The Company does not provide a reconciliation of projected Adjusted EBITDA because it is unable to predict with reasonable accuracy the value of certain adjustments that may significantly impact the Company’s results, including realized and unrealized gains and losses on equity securities, re-measurement of cash-settled stock-based awards, contingent purchase payments associated with prior acquisitions, and income tax (benefit) expense, which are dependent on future events that are out of the Company’s control or that may not be reasonably predicted.

Management Presentation, Conference Call, Webcast and Replay Details

PENN is hosting a conference call and simultaneous webcast at 9:00 am ET tomorrow, both of which are open to the general public. During the call, management will review a presentation regarding the transaction with ESPN that can be accessed at https://investors.pennentertainment.com/events-and-presentations/presentations.

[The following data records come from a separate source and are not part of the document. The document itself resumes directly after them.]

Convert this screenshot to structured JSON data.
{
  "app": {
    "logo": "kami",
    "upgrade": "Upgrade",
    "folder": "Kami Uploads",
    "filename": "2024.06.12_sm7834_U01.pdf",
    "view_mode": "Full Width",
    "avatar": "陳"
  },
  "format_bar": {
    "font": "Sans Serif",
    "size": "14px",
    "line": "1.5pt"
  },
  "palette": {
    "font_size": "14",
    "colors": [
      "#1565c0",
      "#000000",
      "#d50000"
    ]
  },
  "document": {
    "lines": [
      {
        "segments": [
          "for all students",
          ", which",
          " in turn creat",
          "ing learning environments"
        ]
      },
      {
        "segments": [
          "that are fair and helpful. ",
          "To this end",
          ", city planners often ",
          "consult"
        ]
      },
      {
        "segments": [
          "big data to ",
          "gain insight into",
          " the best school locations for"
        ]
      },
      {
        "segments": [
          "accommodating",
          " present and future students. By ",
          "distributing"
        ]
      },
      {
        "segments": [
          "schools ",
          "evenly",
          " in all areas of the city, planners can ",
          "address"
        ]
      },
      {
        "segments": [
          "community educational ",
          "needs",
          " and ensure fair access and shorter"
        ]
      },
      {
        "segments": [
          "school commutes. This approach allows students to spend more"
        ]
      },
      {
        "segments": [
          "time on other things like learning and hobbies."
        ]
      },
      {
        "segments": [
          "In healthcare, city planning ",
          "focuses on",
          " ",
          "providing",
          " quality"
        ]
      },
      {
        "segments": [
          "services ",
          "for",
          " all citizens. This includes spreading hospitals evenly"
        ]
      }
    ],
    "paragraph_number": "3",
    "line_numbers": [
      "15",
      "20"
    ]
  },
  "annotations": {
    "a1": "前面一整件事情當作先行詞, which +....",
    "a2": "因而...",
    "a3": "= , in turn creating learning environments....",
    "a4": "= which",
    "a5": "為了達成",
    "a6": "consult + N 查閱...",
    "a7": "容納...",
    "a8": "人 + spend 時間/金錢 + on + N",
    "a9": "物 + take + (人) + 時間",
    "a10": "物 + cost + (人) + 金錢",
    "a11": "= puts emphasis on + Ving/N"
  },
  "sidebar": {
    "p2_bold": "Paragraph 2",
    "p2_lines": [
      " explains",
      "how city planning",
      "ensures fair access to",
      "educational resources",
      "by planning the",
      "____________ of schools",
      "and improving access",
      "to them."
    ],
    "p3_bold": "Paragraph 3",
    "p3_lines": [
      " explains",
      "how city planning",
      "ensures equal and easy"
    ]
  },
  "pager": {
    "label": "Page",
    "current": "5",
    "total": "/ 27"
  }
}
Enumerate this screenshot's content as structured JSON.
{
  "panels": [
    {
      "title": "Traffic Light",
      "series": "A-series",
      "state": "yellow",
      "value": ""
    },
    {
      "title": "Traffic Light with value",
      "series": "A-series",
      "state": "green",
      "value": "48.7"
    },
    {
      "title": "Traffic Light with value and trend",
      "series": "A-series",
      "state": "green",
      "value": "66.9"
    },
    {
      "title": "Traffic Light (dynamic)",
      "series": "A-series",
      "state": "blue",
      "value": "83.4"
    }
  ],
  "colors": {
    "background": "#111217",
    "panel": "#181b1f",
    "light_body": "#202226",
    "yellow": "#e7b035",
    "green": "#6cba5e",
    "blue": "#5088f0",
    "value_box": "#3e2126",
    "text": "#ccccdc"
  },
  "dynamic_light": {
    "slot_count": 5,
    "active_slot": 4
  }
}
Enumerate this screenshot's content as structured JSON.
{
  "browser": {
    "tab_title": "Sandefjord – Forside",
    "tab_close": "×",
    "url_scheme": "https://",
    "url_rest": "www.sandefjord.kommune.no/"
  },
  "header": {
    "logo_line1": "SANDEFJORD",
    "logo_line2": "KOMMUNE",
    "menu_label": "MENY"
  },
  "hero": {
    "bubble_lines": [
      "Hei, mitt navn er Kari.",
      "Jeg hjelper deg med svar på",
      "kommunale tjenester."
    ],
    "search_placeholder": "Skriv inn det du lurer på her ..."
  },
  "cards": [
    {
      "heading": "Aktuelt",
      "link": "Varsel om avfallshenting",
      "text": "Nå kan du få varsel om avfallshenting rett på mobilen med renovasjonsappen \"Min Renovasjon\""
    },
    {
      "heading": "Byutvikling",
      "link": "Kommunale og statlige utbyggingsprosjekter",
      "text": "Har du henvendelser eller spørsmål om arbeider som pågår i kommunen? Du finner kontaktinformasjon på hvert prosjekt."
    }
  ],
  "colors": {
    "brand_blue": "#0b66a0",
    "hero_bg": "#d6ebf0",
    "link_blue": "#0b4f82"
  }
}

The conference call number is 212-231-2913; please call five minutes in advance to ensure that you are connected prior to the presentation. Interested parties may also access the live call at www.pennentertainment.com; allow 15 minutes to register and download and install any necessary software. Questions and answers will be reserved for call-in analysts and investors. A replay of the call can be accessed for thirty days at www.pennentertainment.com.

This press release is available on the Company’s web site, www.pennentertainment.com, in the “Investors” section (select link for “Press Releases”).